Ing. Jiří Nádvorník

Publikace

HiSS-Cube: A scalable framework for Hierarchical Semi-Sparse Cubes preserving uncertainties

Autoři
Nádvorník, J.; Škoda, P.; Tvrdík, P.
Rok
2021
Publikováno
Astronomy and Computing. 2021, 36 ISSN 2213-1337.
Typ
Článek
Anotace
A wide variety of approaches are available for big data cube visualization and analysis. However, few exploit the power of array databases and none preserve the scientific uncertainties in measurements when constructing lower resolutions. In machine learning applications, we often need to rapidly search data for regions of interest and then focus on these areas, but without having to retrain the model every time we change the resolution. However, the reliable verification of these areas also requires details of the accuracy of the measured values. In this study, we developed a new software infrastructure called Hierarchical Semi-Sparse Cube (HiSS-Cube) based on Hierarchical Data Format version 5. HiSS-Cube enables visualization and machine learning using combined heterogeneous data and it was designed to be scalable for big data. HiSS-Cube allows data from multiple domains (imaging, spectral, and timeseries data) to be combined and the construction of a multi-resolution semi-sparse data cube that preserves the uncertainties of scientific measurement at all resolutions.
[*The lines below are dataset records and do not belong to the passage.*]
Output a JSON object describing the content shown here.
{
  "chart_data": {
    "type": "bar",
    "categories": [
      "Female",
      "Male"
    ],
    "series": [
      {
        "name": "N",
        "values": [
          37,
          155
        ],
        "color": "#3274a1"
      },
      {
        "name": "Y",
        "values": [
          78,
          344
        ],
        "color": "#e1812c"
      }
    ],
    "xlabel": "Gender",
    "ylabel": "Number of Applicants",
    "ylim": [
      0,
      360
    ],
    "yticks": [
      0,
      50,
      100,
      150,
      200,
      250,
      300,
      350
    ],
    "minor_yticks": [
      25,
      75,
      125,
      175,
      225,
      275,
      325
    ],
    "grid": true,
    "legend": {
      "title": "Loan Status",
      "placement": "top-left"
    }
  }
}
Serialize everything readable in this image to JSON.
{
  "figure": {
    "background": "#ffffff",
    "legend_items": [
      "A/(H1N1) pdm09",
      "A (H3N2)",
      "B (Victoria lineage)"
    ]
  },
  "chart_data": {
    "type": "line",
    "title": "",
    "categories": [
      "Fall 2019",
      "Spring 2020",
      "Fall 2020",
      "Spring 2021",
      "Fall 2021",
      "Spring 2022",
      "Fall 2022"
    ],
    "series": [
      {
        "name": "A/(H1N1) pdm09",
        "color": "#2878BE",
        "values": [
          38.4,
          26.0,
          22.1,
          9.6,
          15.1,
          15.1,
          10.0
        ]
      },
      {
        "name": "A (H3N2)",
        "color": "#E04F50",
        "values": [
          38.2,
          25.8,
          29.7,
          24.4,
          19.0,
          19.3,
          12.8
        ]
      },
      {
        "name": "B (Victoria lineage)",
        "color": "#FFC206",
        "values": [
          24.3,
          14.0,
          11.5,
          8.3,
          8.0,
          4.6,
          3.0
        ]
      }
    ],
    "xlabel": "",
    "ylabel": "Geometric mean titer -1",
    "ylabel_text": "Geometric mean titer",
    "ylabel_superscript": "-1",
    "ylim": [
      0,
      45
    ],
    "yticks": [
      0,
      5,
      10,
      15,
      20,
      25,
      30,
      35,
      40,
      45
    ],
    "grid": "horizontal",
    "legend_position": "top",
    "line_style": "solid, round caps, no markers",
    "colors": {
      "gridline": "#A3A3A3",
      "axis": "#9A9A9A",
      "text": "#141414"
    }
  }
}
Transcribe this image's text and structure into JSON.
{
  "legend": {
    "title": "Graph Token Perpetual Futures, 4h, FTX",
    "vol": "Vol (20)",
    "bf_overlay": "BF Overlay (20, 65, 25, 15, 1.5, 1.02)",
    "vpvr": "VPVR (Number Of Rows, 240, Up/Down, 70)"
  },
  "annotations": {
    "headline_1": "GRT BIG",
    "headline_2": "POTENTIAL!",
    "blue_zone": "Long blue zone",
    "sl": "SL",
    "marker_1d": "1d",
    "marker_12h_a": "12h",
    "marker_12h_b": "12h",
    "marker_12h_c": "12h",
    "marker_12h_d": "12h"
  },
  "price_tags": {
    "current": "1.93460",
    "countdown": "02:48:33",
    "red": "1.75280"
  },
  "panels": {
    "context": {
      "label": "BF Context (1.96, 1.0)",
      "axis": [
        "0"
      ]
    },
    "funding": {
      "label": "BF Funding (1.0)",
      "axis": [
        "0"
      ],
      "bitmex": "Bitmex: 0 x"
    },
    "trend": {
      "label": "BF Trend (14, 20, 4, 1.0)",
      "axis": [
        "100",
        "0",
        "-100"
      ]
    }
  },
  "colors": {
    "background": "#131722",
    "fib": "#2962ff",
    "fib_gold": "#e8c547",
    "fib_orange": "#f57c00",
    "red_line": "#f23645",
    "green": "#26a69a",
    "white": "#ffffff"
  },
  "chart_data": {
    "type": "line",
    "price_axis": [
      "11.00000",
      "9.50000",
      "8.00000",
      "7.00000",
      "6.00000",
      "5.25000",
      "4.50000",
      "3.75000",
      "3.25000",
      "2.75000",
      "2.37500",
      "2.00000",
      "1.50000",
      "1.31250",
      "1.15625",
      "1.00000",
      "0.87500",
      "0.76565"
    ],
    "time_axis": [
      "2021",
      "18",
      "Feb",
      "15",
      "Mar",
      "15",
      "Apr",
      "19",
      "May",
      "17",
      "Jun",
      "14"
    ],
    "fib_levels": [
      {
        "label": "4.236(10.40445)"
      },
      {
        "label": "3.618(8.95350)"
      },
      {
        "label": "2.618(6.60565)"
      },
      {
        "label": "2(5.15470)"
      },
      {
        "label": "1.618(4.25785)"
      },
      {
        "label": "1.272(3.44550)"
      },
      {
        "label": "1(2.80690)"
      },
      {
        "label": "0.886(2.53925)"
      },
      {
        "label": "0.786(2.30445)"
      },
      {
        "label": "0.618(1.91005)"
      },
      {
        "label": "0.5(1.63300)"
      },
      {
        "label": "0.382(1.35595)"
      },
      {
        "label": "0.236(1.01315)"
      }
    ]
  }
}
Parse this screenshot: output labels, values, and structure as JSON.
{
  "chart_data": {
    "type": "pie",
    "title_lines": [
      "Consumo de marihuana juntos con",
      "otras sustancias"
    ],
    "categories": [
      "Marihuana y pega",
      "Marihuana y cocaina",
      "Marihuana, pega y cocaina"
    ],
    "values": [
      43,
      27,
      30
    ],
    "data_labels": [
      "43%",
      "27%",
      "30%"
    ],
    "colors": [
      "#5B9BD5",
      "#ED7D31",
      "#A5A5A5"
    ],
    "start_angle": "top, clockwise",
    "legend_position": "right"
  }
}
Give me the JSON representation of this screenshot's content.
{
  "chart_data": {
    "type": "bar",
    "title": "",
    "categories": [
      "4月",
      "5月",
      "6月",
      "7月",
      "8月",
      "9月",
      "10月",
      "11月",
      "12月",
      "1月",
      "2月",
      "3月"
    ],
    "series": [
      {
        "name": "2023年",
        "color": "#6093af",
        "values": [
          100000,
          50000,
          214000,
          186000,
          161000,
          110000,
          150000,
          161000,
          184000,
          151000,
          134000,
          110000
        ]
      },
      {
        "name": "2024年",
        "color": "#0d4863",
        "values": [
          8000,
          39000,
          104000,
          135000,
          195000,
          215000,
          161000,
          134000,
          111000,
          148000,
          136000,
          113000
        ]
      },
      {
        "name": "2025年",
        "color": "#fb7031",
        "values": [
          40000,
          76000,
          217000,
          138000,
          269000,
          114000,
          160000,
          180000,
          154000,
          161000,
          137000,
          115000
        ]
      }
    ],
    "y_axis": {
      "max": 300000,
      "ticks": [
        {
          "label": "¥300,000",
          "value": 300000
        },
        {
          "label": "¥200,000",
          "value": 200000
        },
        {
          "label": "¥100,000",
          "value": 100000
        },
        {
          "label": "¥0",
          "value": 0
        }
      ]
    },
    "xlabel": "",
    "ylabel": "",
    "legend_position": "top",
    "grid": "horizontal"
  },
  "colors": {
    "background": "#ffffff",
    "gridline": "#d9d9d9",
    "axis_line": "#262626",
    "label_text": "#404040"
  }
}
The functionality of HiSSCube was verified based on a subset of the Sloan Digital Sky Survey Stripe 82 survey. We compared the times and volumes for visualizations and machine learning data exported to HiSS-Cube and the original format (FITS). Using these data, we demonstrated that HiSS-Cube is faster by several orders of magnitude. HiSS-Cube supports export to the VOTable format and it is compatible with common Virtual Observatory tools. The source code for our prototype HiSS-Cube is available from GitHub and the data are available from Zenodo.